Democratic political consultant Mustafa Tameez said the case raises questions about Hall's ability to manage details, undercutting the challenger's criticism of Parker as a manager who lacks a grander vision.

"One way to look at it would be that many of the issues that Ben Hall has had regarding his taxes can individually be explained, and some of it is unfair to him," Tameez said. "The challenge he faces is that he has so many of these issues that now it looks like a pattern. There's a sense of carelessness on his personal finances that will make voters question his ability to manage the details of a city the size of Houston."

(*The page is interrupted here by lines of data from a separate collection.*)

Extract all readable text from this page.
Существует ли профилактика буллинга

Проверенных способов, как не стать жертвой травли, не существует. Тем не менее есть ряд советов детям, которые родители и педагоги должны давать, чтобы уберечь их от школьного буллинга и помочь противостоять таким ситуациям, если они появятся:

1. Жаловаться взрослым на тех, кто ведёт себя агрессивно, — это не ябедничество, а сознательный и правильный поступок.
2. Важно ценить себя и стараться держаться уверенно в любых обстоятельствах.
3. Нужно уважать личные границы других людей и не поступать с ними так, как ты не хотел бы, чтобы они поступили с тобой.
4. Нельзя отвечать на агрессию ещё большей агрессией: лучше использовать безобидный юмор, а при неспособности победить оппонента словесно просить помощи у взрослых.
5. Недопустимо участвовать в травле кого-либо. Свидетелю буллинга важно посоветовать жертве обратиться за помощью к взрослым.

Republican communications consultant Jim McGrath said, "People understand accountants getting things wrong. You trust accountants to handle these matters because the tax code is such a monster. I'm sympathetic there, but when you put it in the broader fact pattern, it just raises that many more questions. One thing you don't need as a challenger coming up against an incumbent with a strong economy are doubts as to whether your own financial house is in order."

Rice University political scientist Mark Jones said the case either is a business lapse or an ethical one, neither of which helps Hall.

"In the best case, he did not do a particularly good job managing his business affairs, which is not a good attribute for a mayor, particularly in a strong mayor system, because the mayor is a chief executive and one of the mayor's jobs is to hire the right people and to manage those people," Jones said. "From the worst light, he was trying to avoid his fair share of taxes."

The odds for Parker clearing the field and avoiding a runoff just got a lot shorter.

1 comment:

Elderlady said...

I'm not going to comment on Mr. Hall's federal tax liability.

That's between him and the IRS.

However, it begs the question. If you do not have people qualified to keep straight your own finances.... However will you keep on track the finances of a City of Houston, with about 4 million people? Just curious.